The traditional Jewish greeting between Rosh HaShannah (Jewish New Year) and Yom Kippur (Day of Atonement) is G'mar Chatima Tova -- May the final writing be for good.
The day after Los Angeles Police Department Officer Kenneth Aragon -- a nineteen year department veteran -- died from injuries sustained in an early morning December third motorcycle accident, the Los Angeles Times devoted less than a dozen lines of print to his life and death. Those few words presented the barest of information about this life lost.
This morning's Los Angeles Times devoted far more space to Officer Aragon and even a bold face large type headline: Officer killed in crash had been drinking at Police Academy bar. The caption under the photograph of Officer Aragon states that his blood alcohol level was over the legal limit. Nowhere in this four column article replete with references of careless karaoke and ninety minute disappearances and drunken debauchery is there any mention of a life well lived in the service of family and community. And certainly in the few sparse words the day after his death was there any mention of Officer Aragon as former marine and constant mentor.
The day before he died, Kenneth Aragon participated in a toy drive to help children in need have holiday gifts to open. He was an integral part of the explorer program at the Northeast Police Station where he helped with events and fund raisers to benefit under privileged children. He helped children and adolescents achieve physical fitness. He coached a girls' softball team. And he adored his five children.
Was he a flawed person? Of course. But then, aren't we all flawed in one way or another? Of course.
And yet the Times made no mention of the gaping hole this death leaves in lives and communities and chose, instead, to make its final writing of him focused on a flaw. Those who never knew him will remember him not for the life he lived but for the death he died. And those who did know him must wrestle with the words the Times chose for its summation of his life.
G'mar Chatima Tova.
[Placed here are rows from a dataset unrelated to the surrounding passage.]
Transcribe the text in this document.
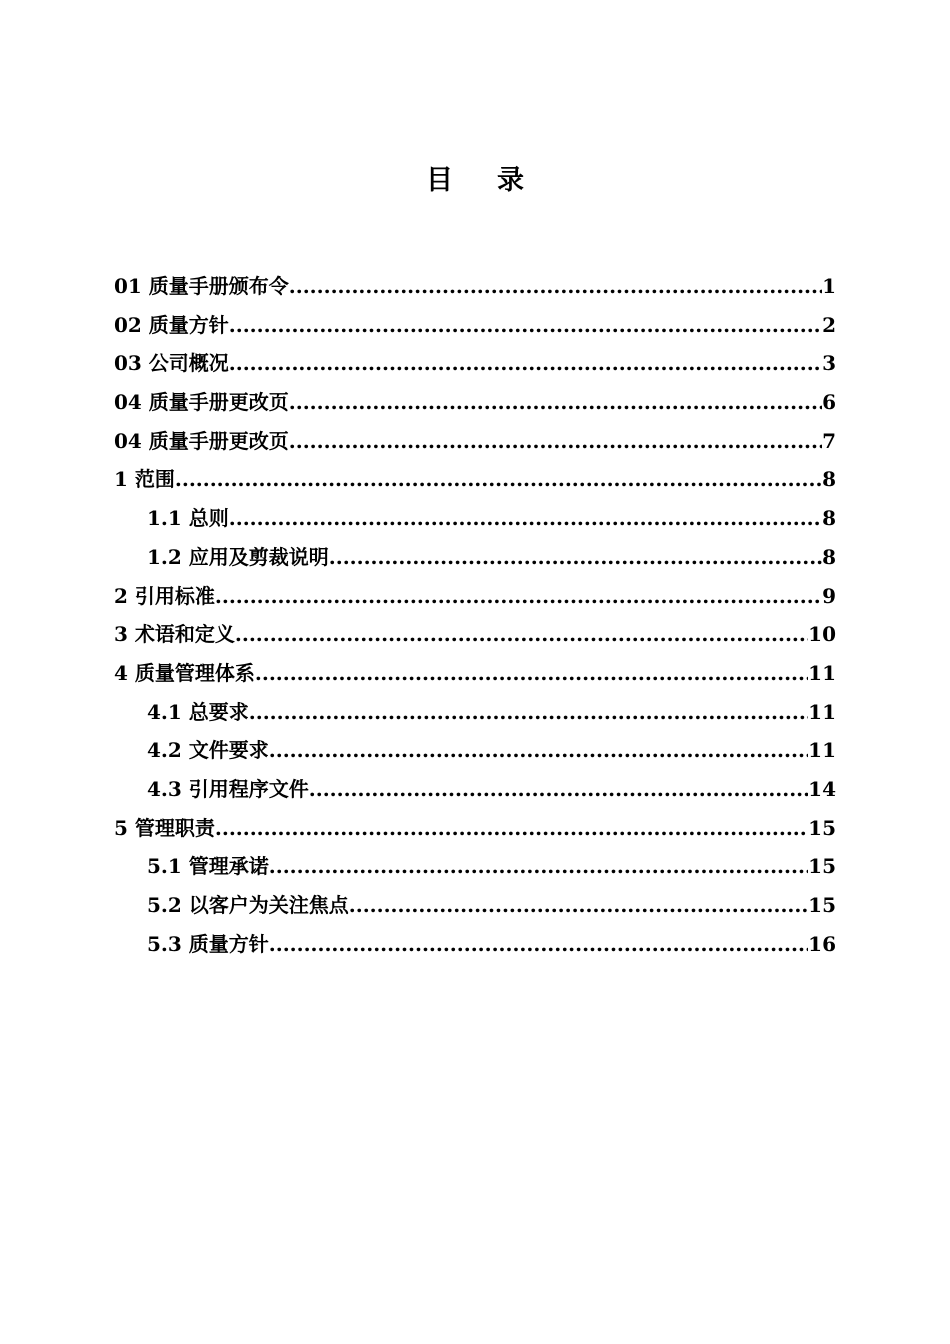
目录
01 质量手册颁布令 .....	1
02 质量方针 .....	2
03 公司概况 .....	3
04 质量手册更改页 .....	6
04 质量手册更改页 .....	7
1 范围 .....	8
1.1 总则 .....	8
1.2 应用及剪裁说明 .....	8
2 引用标准 .....	9
3 术语和定义 .....	10
4 质量管理体系 .....	11
4.1 总要求 .....	11
4.2 文件要求 .....	11
4.3 引用程序文件 .....	14
5 管理职责 .....	15
5.1 管理承诺 .....	15
5.2 以客户为关注焦点 .....	15
5.3 质量方针 .....	16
May the final writing be for good.
Ordinarily this greeting speaks of the final writings of our own lives and our hope that the words of those writings will be if not completely positive at least fair.
The Los Angeles Times teaches us a new meaning of that ancient phrase. When we speak of our fellow travellers on this narrow bridge of life, may we speak not only of flawed moments but of lives lived remarkably and well.
That is certainly the least we can do for those who spend their lives standing between us and danger.
May the memory of Officer Kenneth Aragon be for his family, his friends, and for the community he served a blessing.

3 comments:

Anonymous said...

Officer Aragon will truely be missed by his co-workers, supervisors, and mostly his friends. Thank you so much for your comments.

Anonymous said...

I went through Marine Corps boot camp with Ken and was his class leader at Law Enforcement school in San Antonio, TX. I just found out about his death and was to have seen him Janaury 31 with my son who he met when my son was an infant. I am devastated. He was a very good man and police officer.

MaryWalkerBaron said...

Our deepest sympathy to you and yours. Thank you for sharing your feelings and thoughts with us.